TCD results were collected prospectively from a consecutive series of children by certified operators at each centre. Data were compared with that acquired from the same patients in the year prior to the training programme using imaging and/or non-imaging TCD. Statistical analysis was performed using Pearson Chi-Square controlling for possible treatment bias.

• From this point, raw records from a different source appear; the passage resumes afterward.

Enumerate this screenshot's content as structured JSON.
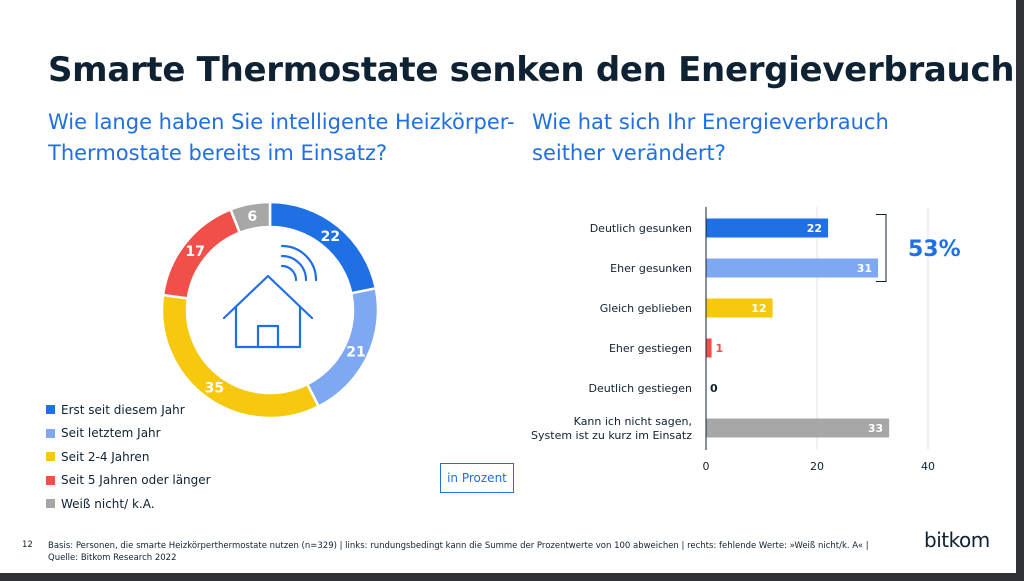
{
  "title": "Smarte Thermostate senken den Energieverbrauch",
  "questions": {
    "left": "Wie lange haben Sie intelligente Heizkörper-Thermostate bereits im Einsatz?",
    "right": "Wie hat sich Ihr Energieverbrauch seither verändert?"
  },
  "colors": {
    "blue": "#1f6fe5",
    "light_blue": "#7fa8f2",
    "yellow": "#f6c90e",
    "red": "#f05049",
    "gray": "#a7a7a7",
    "navy": "#0f2233"
  },
  "chart_data": [
    {
      "type": "pie",
      "variant": "donut",
      "title": "Wie lange haben Sie intelligente Heizkörper-Thermostate bereits im Einsatz?",
      "center_icon": "smart-home-icon",
      "slices": [
        {
          "label": "Erst seit diesem Jahr",
          "value": 22,
          "color": "#1f6fe5"
        },
        {
          "label": "Seit letztem Jahr",
          "value": 21,
          "color": "#7fa8f2"
        },
        {
          "label": "Seit 2-4 Jahren",
          "value": 35,
          "color": "#f6c90e"
        },
        {
          "label": "Seit 5 Jahren oder länger",
          "value": 17,
          "color": "#f05049"
        },
        {
          "label": "Weiß nicht/ k.A.",
          "value": 6,
          "color": "#a7a7a7"
        }
      ]
    },
    {
      "type": "bar",
      "orientation": "horizontal",
      "title": "Wie hat sich Ihr Energieverbrauch seither verändert?",
      "categories": [
        [
          "Deutlich gesunken"
        ],
        [
          "Eher gesunken"
        ],
        [
          "Gleich geblieben"
        ],
        [
          "Eher gestiegen"
        ],
        [
          "Deutlich gestiegen"
        ],
        [
          "Kann ich nicht sagen,",
          "System ist zu kurz im Einsatz"
        ]
      ],
      "values": [
        22,
        31,
        12,
        1,
        0,
        33
      ],
      "colors": [
        "#1f6fe5",
        "#7fa8f2",
        "#f6c90e",
        "#f05049",
        "#1f6fe5",
        "#a7a7a7"
      ],
      "xlim": [
        0,
        40
      ],
      "xticks": [
        0,
        20,
        40
      ],
      "annotation": {
        "label": "53%",
        "spans_categories": [
          0,
          1
        ]
      }
    }
  ],
  "unit_label": "in Prozent",
  "page_number": "12",
  "footer": {
    "line1": "Basis: Personen, die smarte Heizkörperthermostate nutzen (n=329) | links: rundungsbedingt kann die Summe der Prozentwerte von 100 abweichen | rechts: fehlende Werte: »Weiß nicht/k. A« |",
    "line2": "Quelle: Bitkom Research 2022"
  },
  "logo": "bitkom"
}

Data were obtained from 326 patients (male 168 (51.5%); female 158 (48.5%); mean age 7.6±3.5, range 1-17) in the UK, Ireland and Italy. Genotypes were; HbSS 79%, HbSC 19%, HbSbetathalassemia° 1%, HbSbetathalassemia+ 1%. 462 pre-training scans (imaging and/or non-imaging TCD); 134 from the UK, 193 from Ireland and 135 from Italy, and 377 post-training scans were available; 114 from the UK, 167 from Ireland and 43 from Italy (Table). Statistical analysis revealed a significant difference in the STOP distribution between the three centres (C2=53, p<0.001) prior to training, with no treatment bias (no treatment C2=47, p<0.001; treatment n=82, C2=23, p<0.001). Anomalous technique between centres pre-training included the erroneous use of Doppler angle correction, poor vessel/Doppler angle optimisation and inconsistent STOP velocity thresholds for imaging and non-imaging studies. After training the STOP distribution was similar in the three centres (C2=7.1, p=0.311; no treatment C2=11, p=0.074; treatment n=81, C2=7.8, p=0.252). The consistent STOP distribution post-training, achieved using either imaging or non-imaging TCD, was attributed to standardisation of both technique and STOP velocity thresholds.

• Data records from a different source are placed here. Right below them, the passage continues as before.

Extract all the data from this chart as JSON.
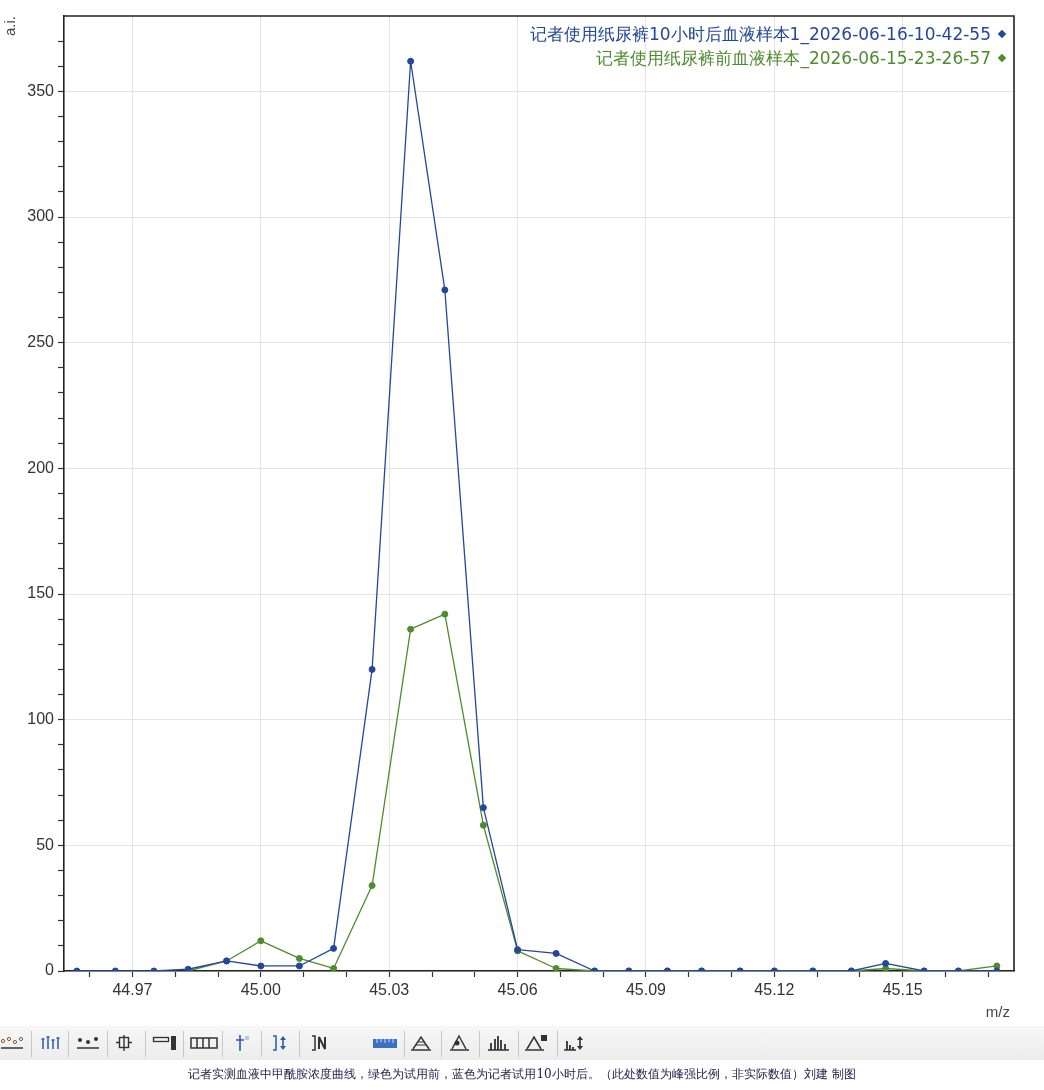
{
  "chart_data": {
    "type": "line",
    "ylabel": "a.i.",
    "xlabel": "m/z",
    "annotations": [
      "记者实测血液中甲酰胺浓度曲线，绿色为试用前，蓝色为记者试用10小时后。（此处数值为峰强比例，非实际数值）刘建 制图"
    ],
    "x": [
      44.957,
      44.966,
      44.975,
      44.983,
      44.992,
      45.0,
      45.009,
      45.017,
      45.026,
      45.035,
      45.043,
      45.052,
      45.06,
      45.069,
      45.078,
      45.086,
      45.095,
      45.103,
      45.112,
      45.12,
      45.129,
      45.138,
      45.146,
      45.155,
      45.163,
      45.172
    ],
    "series": [
      {
        "name": "记者使用纸尿裤10小时后血液样本1_2026-06-16-10-42-55",
        "color": "#23479a",
        "values": [
          0,
          0,
          0,
          0.7,
          4,
          2,
          2,
          9,
          120,
          362,
          271,
          65,
          8.5,
          7,
          0,
          0,
          0,
          0,
          0,
          0,
          0,
          0,
          3,
          0,
          0,
          0
        ]
      },
      {
        "name": "记者使用纸尿裤前血液样本_2026-06-15-23-26-57",
        "color": "#4f8c2d",
        "values": [
          null,
          null,
          null,
          0,
          4,
          12,
          5,
          1,
          34,
          136,
          142,
          58,
          8,
          1,
          0,
          0,
          0,
          0,
          0,
          0,
          0,
          0,
          1,
          0,
          0,
          2
        ]
      }
    ],
    "xlim": [
      44.954,
      45.176
    ],
    "ylim": [
      0,
      380
    ],
    "xticks": [
      {
        "value": 44.96,
        "label": null
      },
      44.97,
      {
        "value": 44.98,
        "label": null
      },
      {
        "value": 44.99,
        "label": null
      },
      {
        "value": 45,
        "label": "45.00"
      },
      {
        "value": 45.01,
        "label": null
      },
      {
        "value": 45.02,
        "label": null
      },
      45.03,
      {
        "value": 45.04,
        "label": null
      },
      {
        "value": 45.05,
        "label": null
      },
      45.06,
      {
        "value": 45.07,
        "label": null
      },
      {
        "value": 45.08,
        "label": null
      },
      45.09,
      {
        "value": 45.1,
        "label": null
      },
      {
        "value": 45.11,
        "label": null
      },
      45.12,
      {
        "value": 45.13,
        "label": null
      },
      {
        "value": 45.14,
        "label": null
      },
      45.15,
      {
        "value": 45.16,
        "label": null
      },
      {
        "value": 45.17,
        "label": null
      }
    ],
    "yticks": [
      0,
      {
        "value": 10,
        "label": null
      },
      {
        "value": 20,
        "label": null
      },
      {
        "value": 30,
        "label": null
      },
      {
        "value": 40,
        "label": null
      },
      50,
      {
        "value": 60,
        "label": null
      },
      {
        "value": 70,
        "label": null
      },
      {
        "value": 80,
        "label": null
      },
      {
        "value": 90,
        "label": null
      },
      100,
      {
        "value": 110,
        "label": null
      },
      {
        "value": 120,
        "label": null
      },
      {
        "value": 130,
        "label": null
      },
      {
        "value": 140,
        "label": null
      },
      150,
      {
        "value": 160,
        "label": null
      },
      {
        "value": 170,
        "label": null
      },
      {
        "value": 180,
        "label": null
      },
      {
        "value": 190,
        "label": null
      },
      200,
      {
        "value": 210,
        "label": null
      },
      {
        "value": 220,
        "label": null
      },
      {
        "value": 230,
        "label": null
      },
      {
        "value": 240,
        "label": null
      },
      250,
      {
        "value": 260,
        "label": null
      },
      {
        "value": 270,
        "label": null
      },
      {
        "value": 280,
        "label": null
      },
      {
        "value": 290,
        "label": null
      },
      300,
      {
        "value": 310,
        "label": null
      },
      {
        "value": 320,
        "label": null
      },
      {
        "value": 330,
        "label": null
      },
      {
        "value": 340,
        "label": null
      },
      350,
      {
        "value": 360,
        "label": null
      },
      {
        "value": 370,
        "label": null
      }
    ],
    "grid": true,
    "legend": "top right",
    "marker": "circle"
  }
}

This multi-centre study demonstrated the success of a modular TCD training program in achieving consistent STOP classification in three European countries. To our knowledge, this is the first modular TCD training programme that has demonstrated efficacy when delivered in different European countries. This was achieved by improving the quality and standardisation of TCD using either imaging or non-imaging techniques and should facilitate the more widespread availability of competent TCD screening. This will have a significant public health impact across Europe where SCD patients are increasing due to immigration.
No relevant conflicts of interest to declare.